Became an expression to emphasize or make fun of a cantankerous attitude and a sudden change of mood, menstrual syndrome 70-80% of women is configured as a so intense disorder affect their well-being and social relationships, as well as work and family.
We can define PMS as a set of physical and psychological hardships that women of childbearing age live each month during the week before the onset of the menstrual cycle.
It is difficult to define with certainty what the cause, it is certain that it attaches great responsibility of PMS to rising blood estrogen levels which increase capillary permeability, and reduced levels of serotonin, a neurotransmitter whose deficiency would explain the appearance symptoms related to emotional, like irritability, mood changes and depression.
Among the most common manifestations of the syndrome are breast tenderness, bloating, leg cramps, fatigue, mood swings and headaches. Specifically, they experience frequent tension headaches and migraines.
The gynecologist Rossella Nappi of San Matteo in Pavia explains that:
“The menstrual migraine concerns 7-9% of women, in 9 cases out of 10 is associated with severe premenstrual syndrome. Changing this also solves the headache, which results from an imbalance in the threshold of pain regulated by endogenous opioids, which are also the protagonists of the concert of neurotransmitters that alter with hormonal fluctuations. The woman, designed to breed, today has many roles incurred due to the hormones that in most of the month make it efficient and multitasking. In those critical here is the malaise: the signal that it’s time to take a breath, then return more energetic than before.”
What are the solutions to PMS?
It is difficult, or perhaps impossible, to outline common premenstrual symptoms in all women : every woman knows her own body, and perfectly captures the characteristic hormonal changes the arrival of menstruation. Similarly, each woman learns to recognize the most appropriate remedy to itself to coexist best with premenstrual syndrome.

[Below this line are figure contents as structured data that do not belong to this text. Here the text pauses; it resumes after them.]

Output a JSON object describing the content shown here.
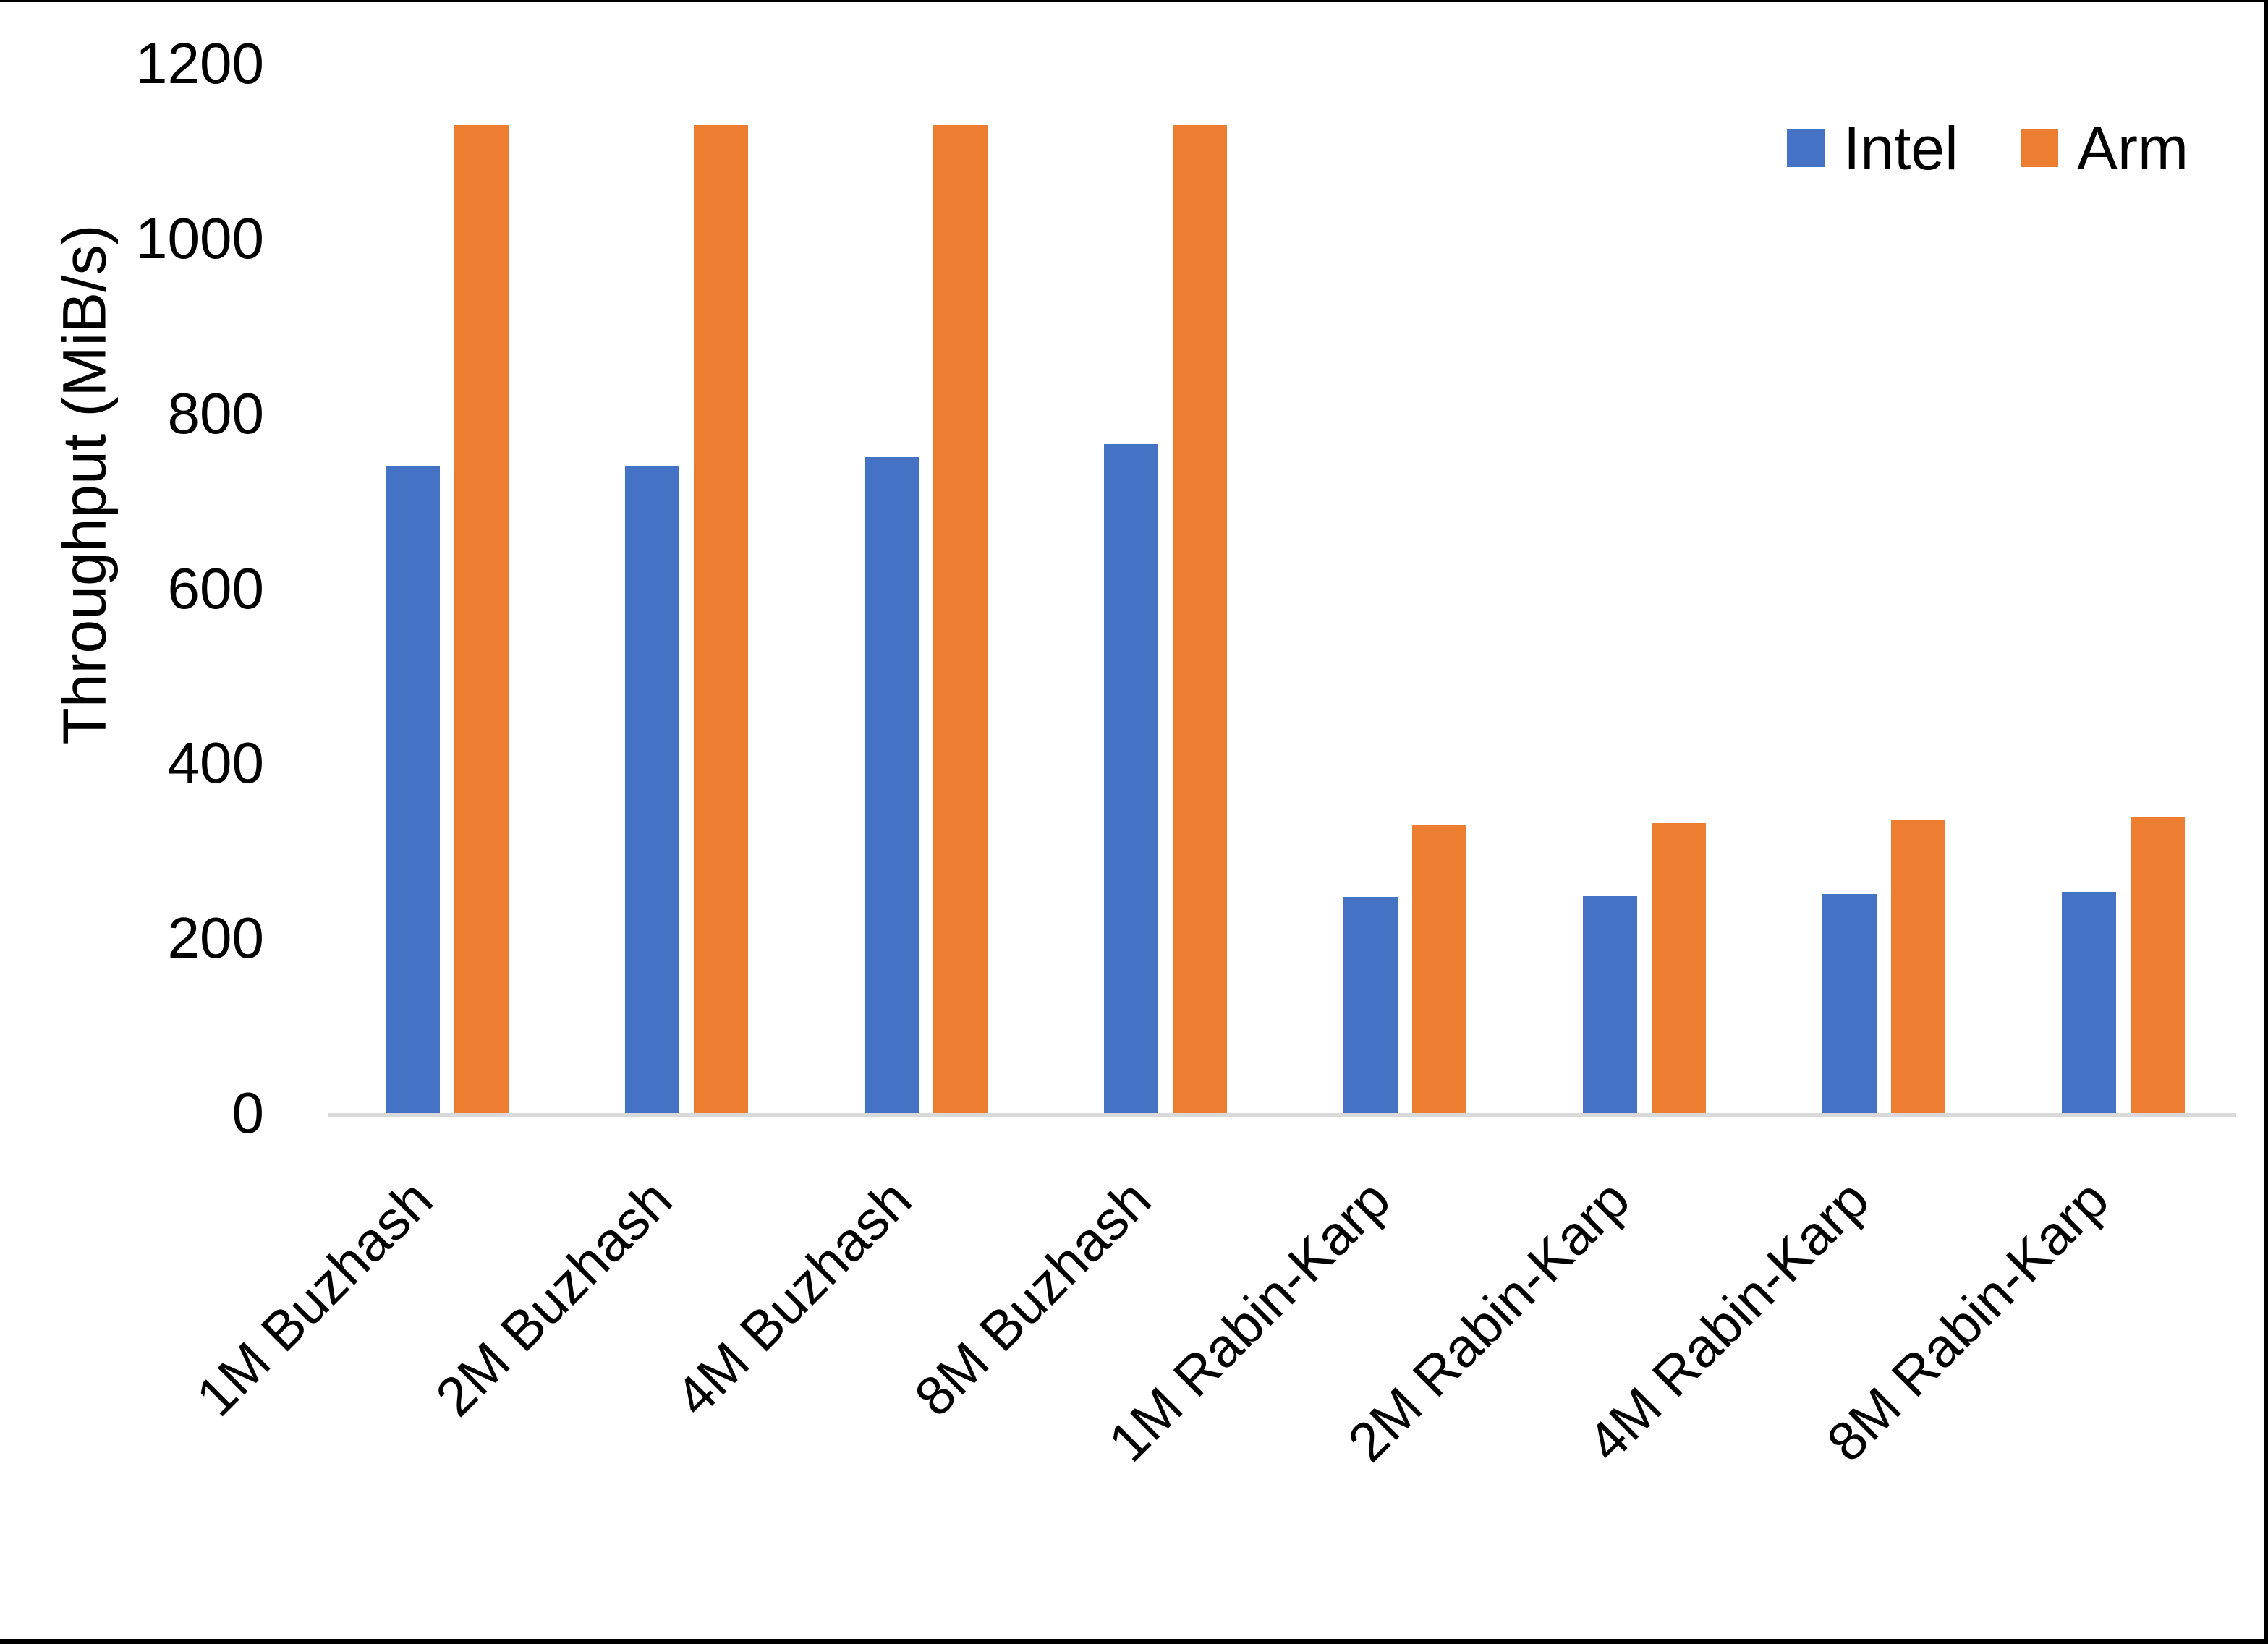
{
  "chart_data": {
    "type": "bar",
    "title": "",
    "xlabel": "",
    "ylabel": "Throughput (MiB/s)",
    "ylim": [
      0,
      1200
    ],
    "ytick_values": [
      0,
      200,
      400,
      600,
      800,
      1000,
      1200
    ],
    "grid": false,
    "legend_position": "top-right",
    "axis_line_color": "#D9D9D9",
    "text_color": "#000000",
    "background_color": "#FFFFFF",
    "categories": [
      "1M Buzhash",
      "2M Buzhash",
      "4M Buzhash",
      "8M Buzhash",
      "1M Rabin-Karp",
      "2M Rabin-Karp",
      "4M Rabin-Karp",
      "8M Rabin-Karp"
    ],
    "series": [
      {
        "name": "Intel",
        "color": "#4472C4",
        "values": [
          740,
          740,
          750,
          765,
          247,
          248,
          251,
          253
        ]
      },
      {
        "name": "Arm",
        "color": "#ED7D31",
        "values": [
          1130,
          1130,
          1130,
          1130,
          329,
          332,
          335,
          338
        ]
      }
    ]
  },
  "legend": {
    "items": [
      {
        "label": "Intel",
        "color": "#4472C4"
      },
      {
        "label": "Arm",
        "color": "#ED7D31"
      }
    ]
  }
}
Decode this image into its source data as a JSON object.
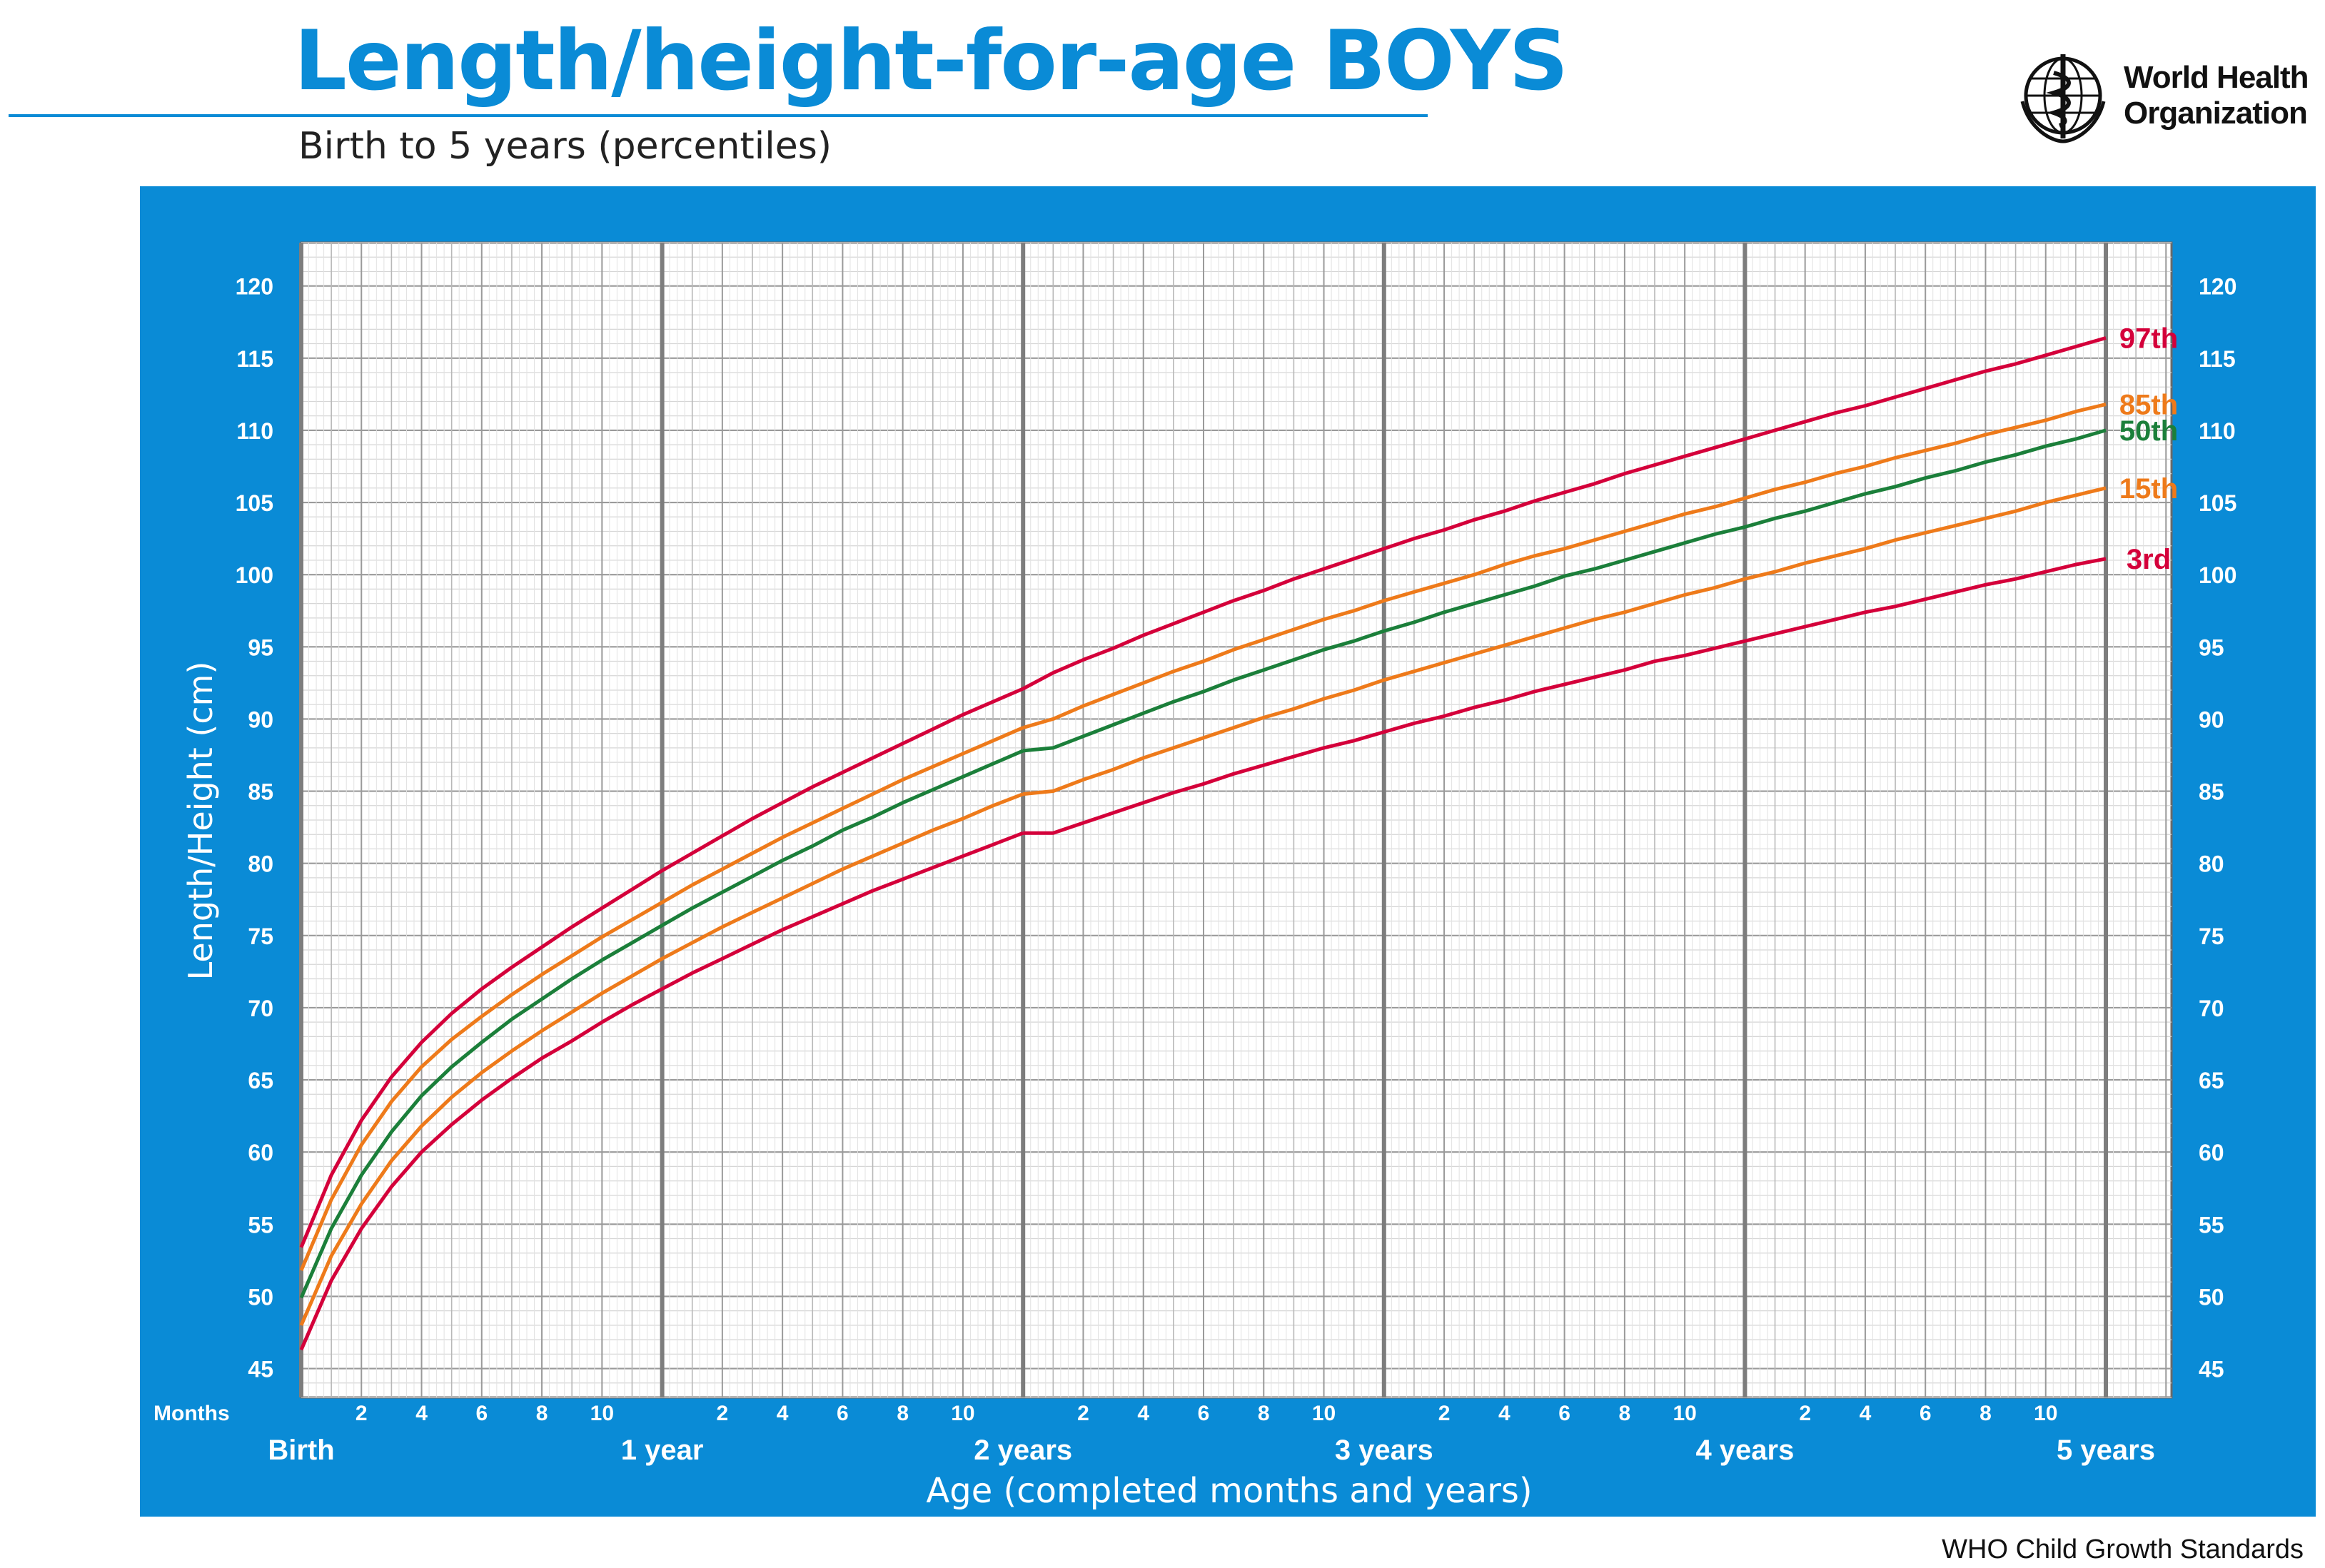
{
  "header": {
    "title": "Length/height-for-age BOYS",
    "subtitle": "Birth to 5 years (percentiles)",
    "org_line1": "World Health",
    "org_line2": "Organization",
    "logo_icon": "who-emblem-icon"
  },
  "footer": {
    "text": "WHO Child Growth Standards"
  },
  "colors": {
    "brand_blue": "#0a8bd6",
    "p97": "#d4003a",
    "p85": "#ee7a1a",
    "p50": "#1b7f3a",
    "p15": "#ee7a1a",
    "p3": "#d4003a"
  },
  "chart_data": {
    "type": "line",
    "title": "Length/height-for-age BOYS",
    "subtitle": "Birth to 5 years (percentiles)",
    "xlabel": "Age (completed months and years)",
    "ylabel": "Length/Height (cm)",
    "xlim": [
      0,
      60
    ],
    "ylim": [
      43,
      123
    ],
    "grid": true,
    "y_ticks": [
      45,
      50,
      55,
      60,
      65,
      70,
      75,
      80,
      85,
      90,
      95,
      100,
      105,
      110,
      115,
      120
    ],
    "x_month_ticks_label": "Months",
    "x_month_ticks": [
      "2",
      "4",
      "6",
      "8",
      "10"
    ],
    "x_year_labels": [
      {
        "month": 0,
        "label": "Birth"
      },
      {
        "month": 12,
        "label": "1 year"
      },
      {
        "month": 24,
        "label": "2 years"
      },
      {
        "month": 36,
        "label": "3 years"
      },
      {
        "month": 48,
        "label": "4 years"
      },
      {
        "month": 60,
        "label": "5 years"
      }
    ],
    "x": [
      0,
      1,
      2,
      3,
      4,
      5,
      6,
      7,
      8,
      9,
      10,
      11,
      12,
      13,
      14,
      15,
      16,
      17,
      18,
      19,
      20,
      21,
      22,
      23,
      24,
      25,
      26,
      27,
      28,
      29,
      30,
      31,
      32,
      33,
      34,
      35,
      36,
      37,
      38,
      39,
      40,
      41,
      42,
      43,
      44,
      45,
      46,
      47,
      48,
      49,
      50,
      51,
      52,
      53,
      54,
      55,
      56,
      57,
      58,
      59,
      60
    ],
    "series": [
      {
        "name": "97th",
        "color_key": "p97",
        "values": [
          53.4,
          58.4,
          62.2,
          65.2,
          67.6,
          69.6,
          71.3,
          72.8,
          74.2,
          75.6,
          76.9,
          78.2,
          79.5,
          80.7,
          81.9,
          83.1,
          84.2,
          85.3,
          86.3,
          87.3,
          88.3,
          89.3,
          90.3,
          91.2,
          92.1,
          93.2,
          94.1,
          94.9,
          95.8,
          96.6,
          97.4,
          98.2,
          98.9,
          99.7,
          100.4,
          101.1,
          101.8,
          102.5,
          103.1,
          103.8,
          104.4,
          105.1,
          105.7,
          106.3,
          107.0,
          107.6,
          108.2,
          108.8,
          109.4,
          110.0,
          110.6,
          111.2,
          111.7,
          112.3,
          112.9,
          113.5,
          114.1,
          114.6,
          115.2,
          115.8,
          116.4
        ]
      },
      {
        "name": "85th",
        "color_key": "p85",
        "values": [
          51.8,
          56.7,
          60.5,
          63.5,
          65.9,
          67.8,
          69.4,
          70.9,
          72.3,
          73.6,
          74.9,
          76.1,
          77.3,
          78.5,
          79.6,
          80.7,
          81.8,
          82.8,
          83.8,
          84.8,
          85.8,
          86.7,
          87.6,
          88.5,
          89.4,
          90.0,
          90.9,
          91.7,
          92.5,
          93.3,
          94.0,
          94.8,
          95.5,
          96.2,
          96.9,
          97.5,
          98.2,
          98.8,
          99.4,
          100.0,
          100.7,
          101.3,
          101.8,
          102.4,
          103.0,
          103.6,
          104.2,
          104.7,
          105.3,
          105.9,
          106.4,
          107.0,
          107.5,
          108.1,
          108.6,
          109.1,
          109.7,
          110.2,
          110.7,
          111.3,
          111.8
        ]
      },
      {
        "name": "50th",
        "color_key": "p50",
        "values": [
          49.9,
          54.7,
          58.4,
          61.4,
          63.9,
          65.9,
          67.6,
          69.2,
          70.6,
          72.0,
          73.3,
          74.5,
          75.7,
          76.9,
          78.0,
          79.1,
          80.2,
          81.2,
          82.3,
          83.2,
          84.2,
          85.1,
          86.0,
          86.9,
          87.8,
          88.0,
          88.8,
          89.6,
          90.4,
          91.2,
          91.9,
          92.7,
          93.4,
          94.1,
          94.8,
          95.4,
          96.1,
          96.7,
          97.4,
          98.0,
          98.6,
          99.2,
          99.9,
          100.4,
          101.0,
          101.6,
          102.2,
          102.8,
          103.3,
          103.9,
          104.4,
          105.0,
          105.6,
          106.1,
          106.7,
          107.2,
          107.8,
          108.3,
          108.9,
          109.4,
          110.0
        ]
      },
      {
        "name": "15th",
        "color_key": "p15",
        "values": [
          48.0,
          52.8,
          56.4,
          59.4,
          61.8,
          63.8,
          65.5,
          67.0,
          68.4,
          69.7,
          71.0,
          72.2,
          73.4,
          74.5,
          75.6,
          76.6,
          77.6,
          78.6,
          79.6,
          80.5,
          81.4,
          82.3,
          83.1,
          84.0,
          84.8,
          85.0,
          85.8,
          86.5,
          87.3,
          88.0,
          88.7,
          89.4,
          90.1,
          90.7,
          91.4,
          92.0,
          92.7,
          93.3,
          93.9,
          94.5,
          95.1,
          95.7,
          96.3,
          96.9,
          97.4,
          98.0,
          98.6,
          99.1,
          99.7,
          100.2,
          100.8,
          101.3,
          101.8,
          102.4,
          102.9,
          103.4,
          103.9,
          104.4,
          105.0,
          105.5,
          106.0
        ]
      },
      {
        "name": "3rd",
        "color_key": "p3",
        "values": [
          46.3,
          51.1,
          54.7,
          57.6,
          60.0,
          61.9,
          63.6,
          65.1,
          66.5,
          67.7,
          69.0,
          70.2,
          71.3,
          72.4,
          73.4,
          74.4,
          75.4,
          76.3,
          77.2,
          78.1,
          78.9,
          79.7,
          80.5,
          81.3,
          82.1,
          82.1,
          82.8,
          83.5,
          84.2,
          84.9,
          85.5,
          86.2,
          86.8,
          87.4,
          88.0,
          88.5,
          89.1,
          89.7,
          90.2,
          90.8,
          91.3,
          91.9,
          92.4,
          92.9,
          93.4,
          94.0,
          94.4,
          94.9,
          95.4,
          95.9,
          96.4,
          96.9,
          97.4,
          97.8,
          98.3,
          98.8,
          99.3,
          99.7,
          100.2,
          100.7,
          101.1
        ]
      }
    ]
  }
}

In principle, it is very useful to practice yoga and other activities that help you relax and stretch muscles and nervousness; Vitamin B6 boosts serotonin mechanism, magnesium and calcium counteract premenstrual disorders; Another useful tip is to avoid salty foods to avoid water retention, and make small, frequent meals to ward off the unpleasant constant feeling full.
The most effective support can only come from your doctor that, in some cases, for example, could encourage the contraceptive pill for premenstrual syndrome.